Here are the most important of these regulators:
Regulatory Agency | Regulated Entity(ies) | Telephone/Website |
Federal Reserve Consumer Help P.O. Box 1200 Minneapolis, MN 55480 | Federally insured state-chartered bank members of the Federal Reserve System | (888) 851-1920 www.federalreserveconsumerhelp.gov |
Consumer Financial Protection Bureau (CFPB) P.O. Box 4503 Iowa City, IA 52244 | Insured depository institutions and credit unions (and their affiliates) with assets greater than $10 billion, and non-depository institutions such as mortgage originators, mortgage brokers and servicers, larger participants of other financial services products, private education loan providers, and payday lenders | (855) 411-2372 www.consumerfinance.gov |
Office of the Comptroller of the Currency (OCC) Customer Assistance Unit 1301 McKinney St., Suite 3450 Houston, TX 77010 | National banks and federally chartered savings banks/associations | (800) 613-6743 www.occ.treas.gov www.helpwithmybank.gov |
Federal Deposit Insurance Corporation (FDIC) Consumer Response Center 1100 Walnut St., Box #11 Kansas City, MO 64106 | Federally insured state-chartered banks that are not members of the Federal Reserve System | (877) ASK-FDIC or (877) 275-3342 www.fdic.gov www.fdic.gov/consumers |
National Credit Union Administration (NCUA) Consumer Assistance 1775 Duke St. Alexandria, VA 22314-3428 | Federally chartered credit unions | (800) 755-1030 www.ncua.gov www.mycreditunion.gov |
Federal Trade Commission (FTC) Consumer Response Center 600 Pennsylvania Ave. NW Washington, DC 20580 | Finance companies, retail stores, auto dealers, mortgage companies and other lenders, and credit bureaus | (877) FTC-HELP or (877) 382-4357 www.ftc.gov www.ftc.gov/bcp |
Farm Credit Administration Office of Congressional and Public Affairs 1501 Farm Credit Drive McLean, VA 22102-5090 | Agricultural lenders | (703) 883-4056 www.fca.gov |
Small Business Administration (SBA) Consumer Affairs 409 3rd St. SW Washington, DC 20416 | Small business lenders | (800) U-ASK-SBA or (800) 827-5722 www.sba.gov |
Each of these regulators oversees a different type of lender, and some lenders are covered by multiple federal agencies in addition to state regulators.
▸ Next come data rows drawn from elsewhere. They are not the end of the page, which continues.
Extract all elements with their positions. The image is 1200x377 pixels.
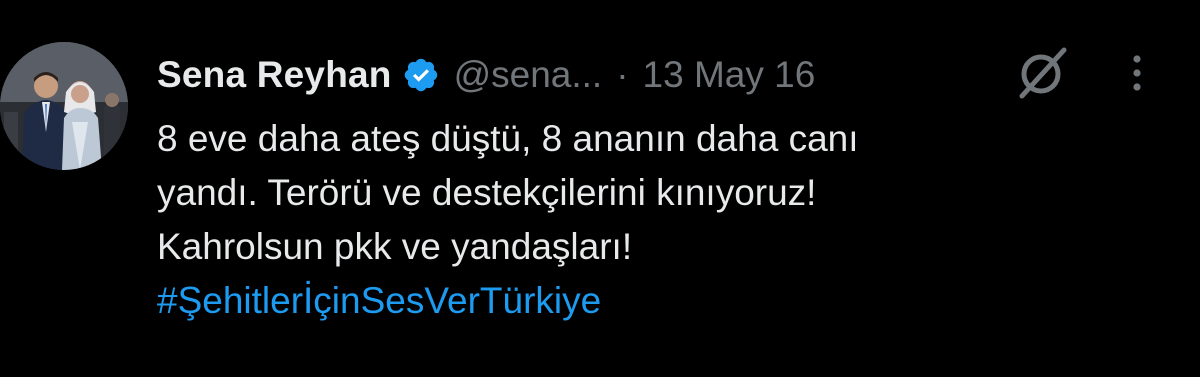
avatar[interactable] xyxy=(0,42,128,170)
tweet-text-line: 8 eve daha ateş düştü, 8 ananın daha can… xyxy=(157,118,859,159)
tweet-text-line: Kahrolsun pkk ve yandaşları! xyxy=(157,226,633,267)
more-options-icon[interactable] xyxy=(1122,52,1152,94)
grok-icon[interactable] xyxy=(1014,44,1070,100)
tweet-date[interactable]: 13 May 16 xyxy=(643,54,816,96)
author-handle[interactable]: @sena... xyxy=(454,54,603,96)
tweet-text-line: yandı. Terörü ve destekçilerini kınıyoru… xyxy=(157,172,817,213)
tweet-text: 8 eve daha ateş düştü, 8 ananın daha can… xyxy=(157,112,1157,328)
tweet[interactable]: Sena Reyhan @sena... · 13 May 16 8 eve d… xyxy=(0,0,1200,377)
hashtag-link[interactable]: #ŞehitlerİçinSesVerTürkiye xyxy=(157,274,1157,328)
profile-photo-icon xyxy=(0,42,128,170)
tweet-header: Sena Reyhan @sena... · 13 May 16 xyxy=(157,50,815,100)
author-display-name[interactable]: Sena Reyhan xyxy=(157,54,392,96)
separator-dot: · xyxy=(616,54,629,95)
verified-badge-icon xyxy=(402,56,440,94)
Does Regulation Z apply to home equity loans?
Yes. Regulation Z is a federal law that standardizes how lenders convey the cost of borrowing to consumers. It also restricts certain lending practices and protects consumers from misleading lending practices. It applies to home mortgages, home equity lines of credit (HELOCs), reverse mortgages, credit cards, installment loans, and certain student loans.
How does a home equity loan work?
A home equity loan is a loan for a set amount of money, repaid over a set period of time that uses the equity that you have in your home as collateral for the loan. If you are unable to pay the loan back, then you may lose your home to foreclosure.
Are there state laws on home equity loans?
Yes—many, in fact. And they are constantly changing. If you think you’ve been mis-sold a home equity loan, you should first contact the Consumer Financial Protection Bureau (CFPB) or the U.S. Department of Housing and Urban Development (HUD).
The Bottom Line
There are many rules that affect home equity loans: federal regulations, state laws, and codes of conduct issued by industry organizations. Exactly which federal agency regulates a particular home equity loan depends on which organization issued the loan. Home equity loans can be issued by both banks and credit unions, and by several other financial institution types—and each is regulated by a different body.